Early adopters benefit from:
• Differentiation and brand leadership
• A head start on learning and capability building
• The chance to influence customer expectations
But they also face:
• Higher costs than later adopters
• Technology that may still be immature
• Operational strain if scaling too quickly
Fast Followers: Often the most efficient winners
Fast followers wait just long enough to see which innovations succeed, then move decisively. They avoid the pitfalls of pioneers while still gaining competitive advantage.
Many UK estate agencies have taken this approach with virtual viewings, AI driven valuations, and digital onboarding.

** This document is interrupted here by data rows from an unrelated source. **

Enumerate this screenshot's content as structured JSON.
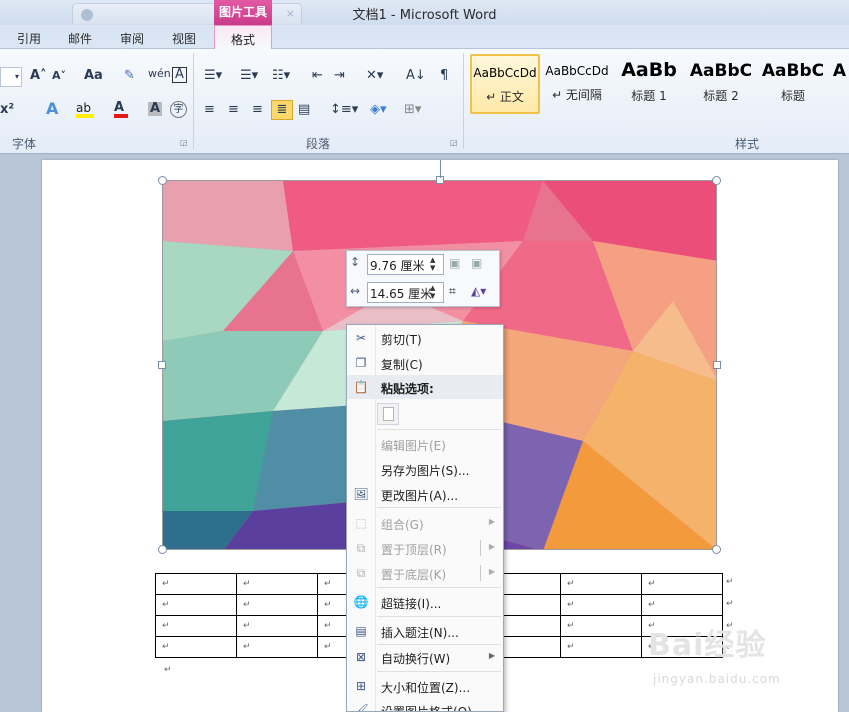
{
  "window": {
    "title": "文档1 - Microsoft Word",
    "context_tool": "图片工具",
    "background_tab": "",
    "background_tab_close": "×"
  },
  "ribbon_tabs": [
    "引用",
    "邮件",
    "审阅",
    "视图",
    "格式"
  ],
  "font_group": {
    "label": "字体",
    "grow": "A˄",
    "shrink": "A˅",
    "change_case": "Aa",
    "superscript": "x²",
    "char_border": "A",
    "char_shade": "A",
    "enclose": "字"
  },
  "paragraph_group": {
    "label": "段落"
  },
  "styles_group": {
    "label": "样式",
    "styles": [
      {
        "sample": "AaBbCcDd",
        "name": "↵ 正文",
        "selected": true
      },
      {
        "sample": "AaBbCcDd",
        "name": "↵ 无间隔",
        "selected": false
      },
      {
        "sample": "AaBb",
        "name": "标题 1",
        "selected": false
      },
      {
        "sample": "AaBbC",
        "name": "标题 2",
        "selected": false
      },
      {
        "sample": "AaBbC",
        "name": "标题",
        "selected": false
      },
      {
        "sample": "A",
        "name": "",
        "selected": false
      }
    ]
  },
  "mini_toolbar": {
    "height_value": "9.76 厘米",
    "width_value": "14.65 厘米"
  },
  "context_menu": {
    "items": [
      {
        "label": "剪切(T)",
        "icon": "scissors-icon",
        "enabled": true
      },
      {
        "label": "复制(C)",
        "icon": "copy-icon",
        "enabled": true
      },
      {
        "label": "粘贴选项:",
        "icon": "paste-icon",
        "enabled": true
      },
      {
        "label": "编辑图片(E)",
        "icon": "",
        "enabled": false
      },
      {
        "label": "另存为图片(S)...",
        "icon": "",
        "enabled": true
      },
      {
        "label": "更改图片(A)...",
        "icon": "change-picture-icon",
        "enabled": true
      },
      {
        "label": "组合(G)",
        "icon": "group-icon",
        "enabled": false,
        "submenu": true
      },
      {
        "label": "置于顶层(R)",
        "icon": "bring-front-icon",
        "enabled": false,
        "submenu": true
      },
      {
        "label": "置于底层(K)",
        "icon": "send-back-icon",
        "enabled": false,
        "submenu": true
      },
      {
        "label": "超链接(I)...",
        "icon": "hyperlink-icon",
        "enabled": true
      },
      {
        "label": "插入题注(N)...",
        "icon": "caption-icon",
        "enabled": true
      },
      {
        "label": "自动换行(W)",
        "icon": "wrap-text-icon",
        "enabled": true,
        "submenu": true
      },
      {
        "label": "大小和位置(Z)...",
        "icon": "size-position-icon",
        "enabled": true
      },
      {
        "label": "设置图片格式(O)...",
        "icon": "format-picture-icon",
        "enabled": true
      }
    ]
  },
  "table": {
    "rows": 4,
    "cols": 7,
    "cell_mark": "↵"
  },
  "watermark": {
    "main": "Bai经验",
    "url": "jingyan.baidu.com"
  },
  "colors": {
    "accent_tool": "#c93b8b",
    "selected_style": "#f0c24a"
  }
}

They watched early adopters experiment, then implemented more polished, affordable versions.
In 2000, as a director at Connells we not only invested in the aforementioned Rightmove but also set up our home conveyancing operation.

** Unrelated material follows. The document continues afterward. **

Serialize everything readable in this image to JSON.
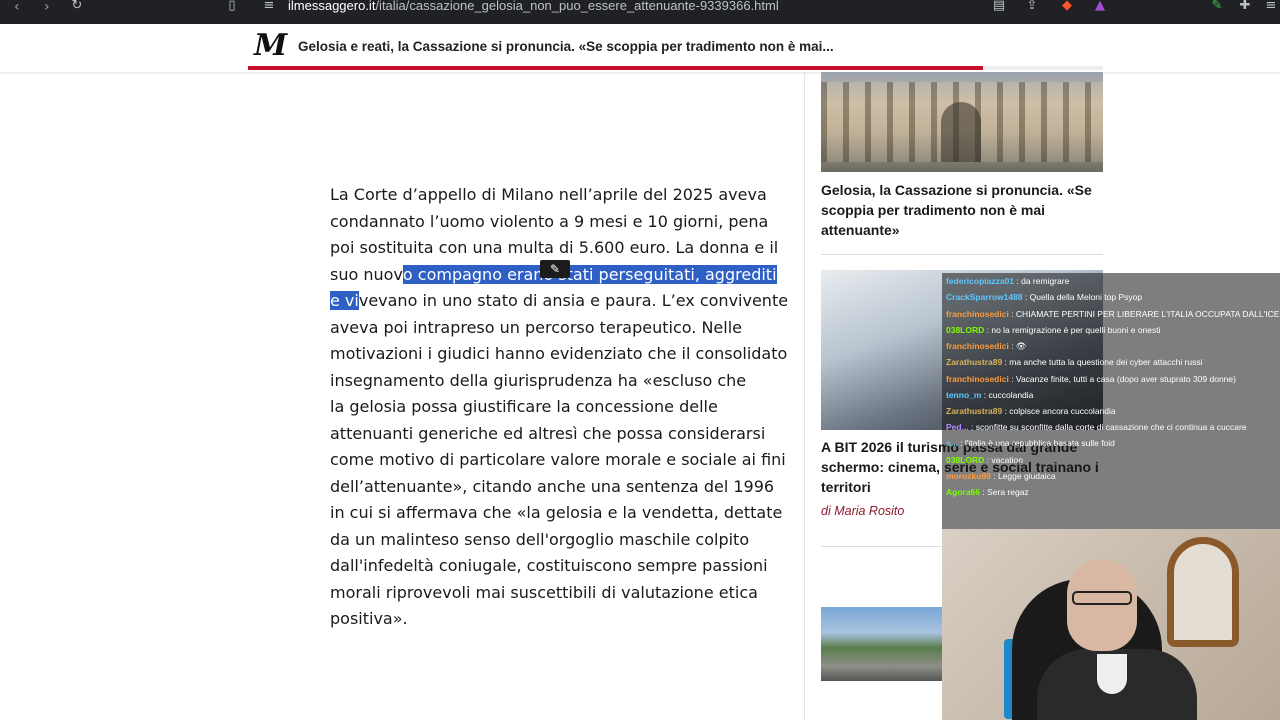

We had seen our biggest competitor at the time – Countrywide – go into conveyancing and realised that there was a great business opportunity, as catalysts for the home buying and selling process, to capture customers, improve performance and increase profits.
Crucially we had seen Countrywide invest heavily in buying, owning and managing the conveyancing operation. We saw this as a huge risk, carrying high fixed costs and vulnerable to changes in market conditions and volumes.
We largely replicated what Countrywide had set up except for one key aspect. We didn’t invest in buying conveyancers and didn’t therefore carry the costs of the people, premises, technology etc. We simply set up and managed a panel of conveyancers and took a slice of the action without the huge fixed costs and risk associated with the Countrywide approach.
It was successful immediately and the combination of referral fees, faster transactions and reduced abortive work, it added millions of pounds to our bottom line.
Fast followers enjoy:
• Lower risk and lower cost
• Ability to leapfrog early adopters with improved tools
• Faster ROI
Laggards: Slow movers, but not always losers
Laggards adopt technology only when it becomes unavoidable. While this sounds negative, it can be a rational strategy in relationship driven markets like property.
Many small high street agencies delay adopting tools such as automated AML checks or digital signatures until regulation or customer expectation forces the change. Their strengths lie elsewhere:
• Deep local knowledge
• Personal service
• Low overheads and minimal wasted investment
The risk, of course, is falling behind competitors who offer faster, more transparent digital experiences.
Choosing the right strategy
There is no universal winner. First movers shape the market, early adopters refine it, fast followers optimise it, and laggards often survive by focusing on what technology cannot replace.
With Ai now dominating thinking, the pace of change is speeding up and the time frames between those who are first to market and the laggards is shortening.
The smartest businesses understand their identity, their customers, and their appetite for risk — and choose their timing accordingly.